Por lo que se refiere a la diferencia entre el capital social de Explotaciones Agropecuarias Badía, S.L. y el importe de las operaciones de la sociedad, así como que la deuda con la recurrente supera en treinta veces el importe del capital social, la recurrente no alegó esta circunstancia con la función de atribuir al capital social un significado que no tiene, sino que tales alegaciones se realizan con la única finalidad de acreditar la situación de crisis de la compañía, y por lo tanto, la situación de insolvencia, que daría lugar a la obligatoria disolución de la compañía o tramitación del oportuno expediente concursal.

Cita las SSTS de 4/11/91; 1/12/93; 22/4/94 y 3/4/98 y STS 9/4/97 , Ref. El Derecho 97/2350, que desestima el recurso de casación interpuesto por los administradores condenados en primera y segunda instancias, en un supuesto similar al presente, así como la STS 3/4/98 Ref. El Derecho 93/.2043

Termina solicitando de la Sala que «Se sirva tener por presentado este escrito y sus copias; por personado al Procurador que suscribe en la representación que ostenta y acredita, acordando se entiendan con el mismo las sucesivas notificaciones, por interpuesto en tiempo y forma el Recurso de Casación preparado contra la Sentencia dictada en fecha Dieciséis de Junio de Mil Novecientos Noventa y Nueve por la Sección Segunda de la Ilma. Audiencia Provincial de Lérida, en el procedimiento de que dimana; admitir a trámite el recurso, y en definitiva, dictar sentencia dando lugar al mismo y casando la resolución recurrida, con los pronunciamientos que correspondan conforme a derecho y a la demanda inicial, y acordándose la devolución del depósito constituido.»

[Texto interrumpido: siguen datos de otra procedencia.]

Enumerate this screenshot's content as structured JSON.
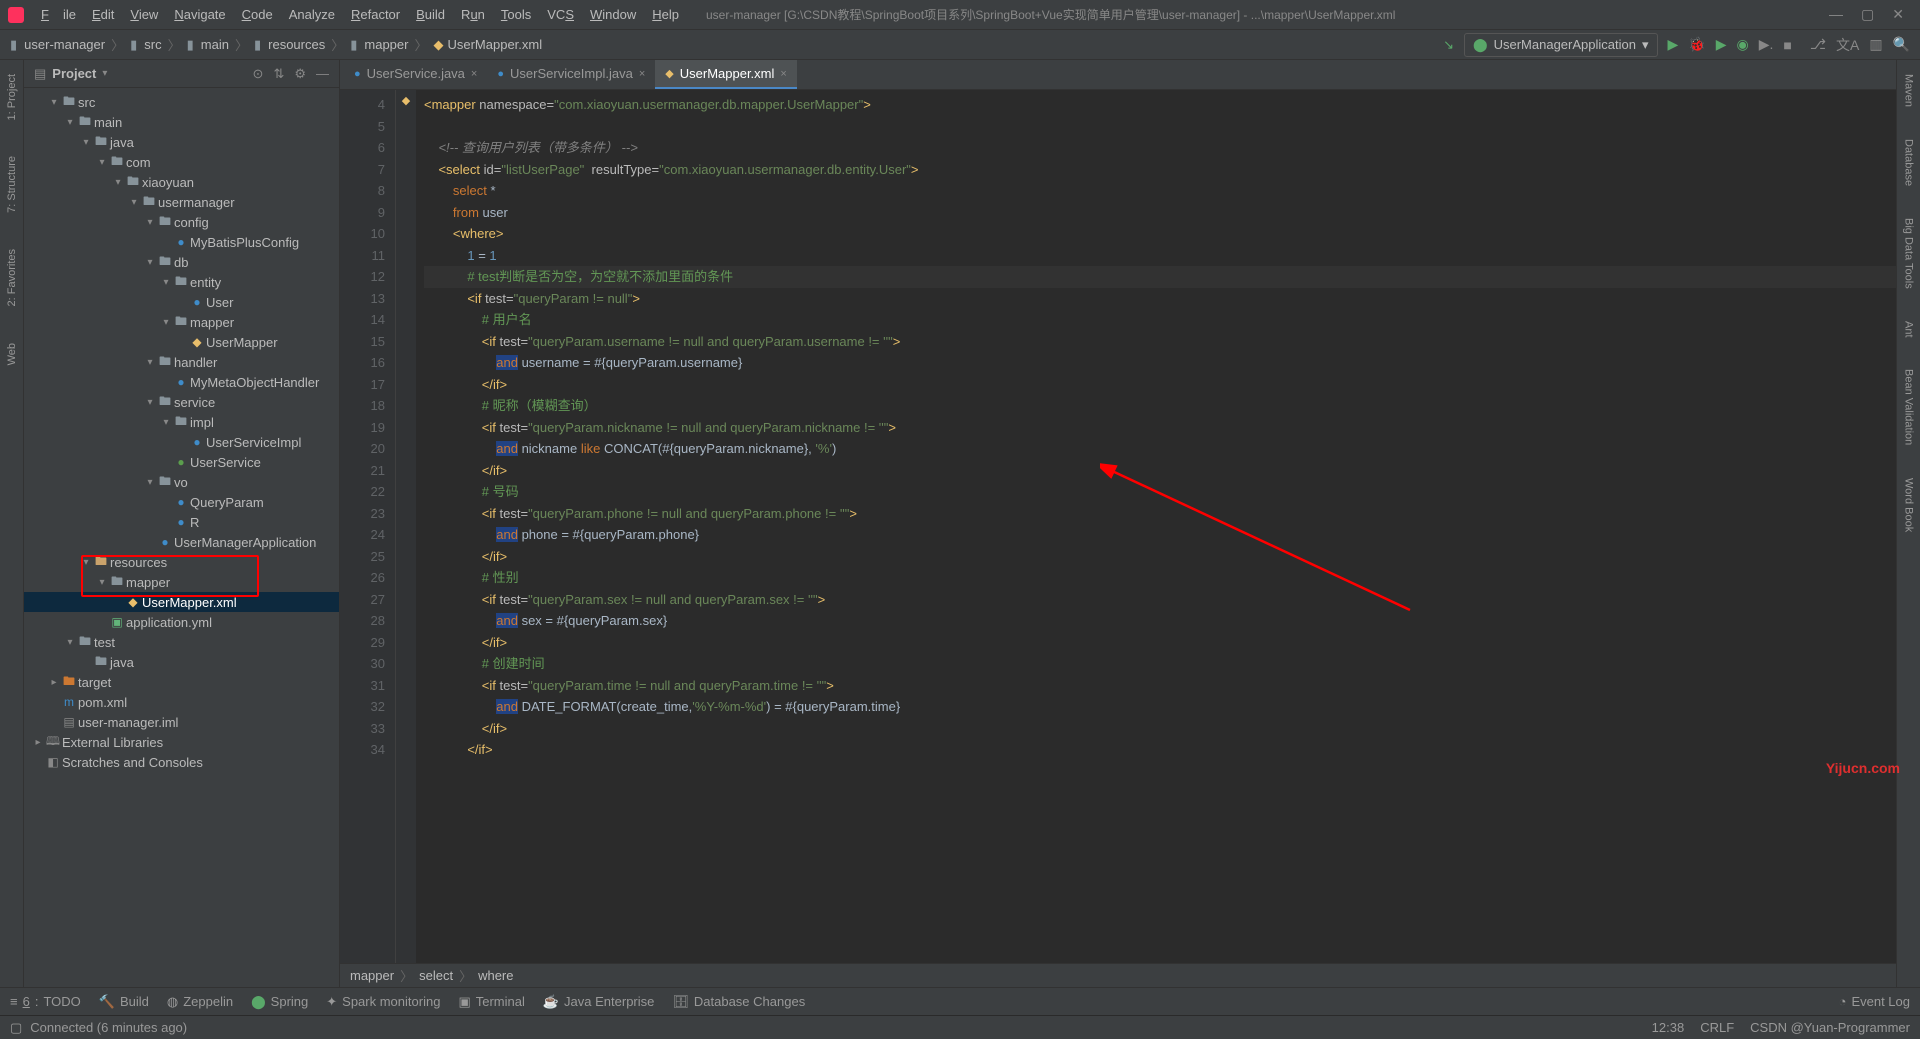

SEXTO. - En el escrito de impugnación del recurso de casación presentado por la representación procesal de D. Jose Miguel y Dª Andrea, tras formular las alegaciones que se estiman oportunas, se termina solicitando de la Sala «Que, teniendo por presentado este escrito con sus copias, tenga por formulada en tiempo y forma impugnación del recurso de casación interpuesto de contrario, y sea inadmitido en sus motivos, dictándose Sentencia por la que, desestimándose en su integridad el recurso, se impongan las costas a la recurrente.»

SÉPTIMO. - Para la deliberación y fallo del presente recurso se fijó el día 12 de mayo de 2006, en que tuvo lugar.

Ha sido Ponente el Magistrado Excmo. Sr. D. JUAN ANTONIO XIOL RÍOS, quien expresa el parecer de la Sala.

FUNDAMENTOS DE DERECHO

PRIMERO. -

1) AGABIN S.A.T. 7103 interpuso demanda de menor cuantía contra Explotaciones Agropecuarias Badía, S. L., Dª Andrea y D. Jose Miguel reclamando por impago de facturas resultantes de la venta de diferentes partidas de ganado vacuno por importe de 15 030 561 pesetas.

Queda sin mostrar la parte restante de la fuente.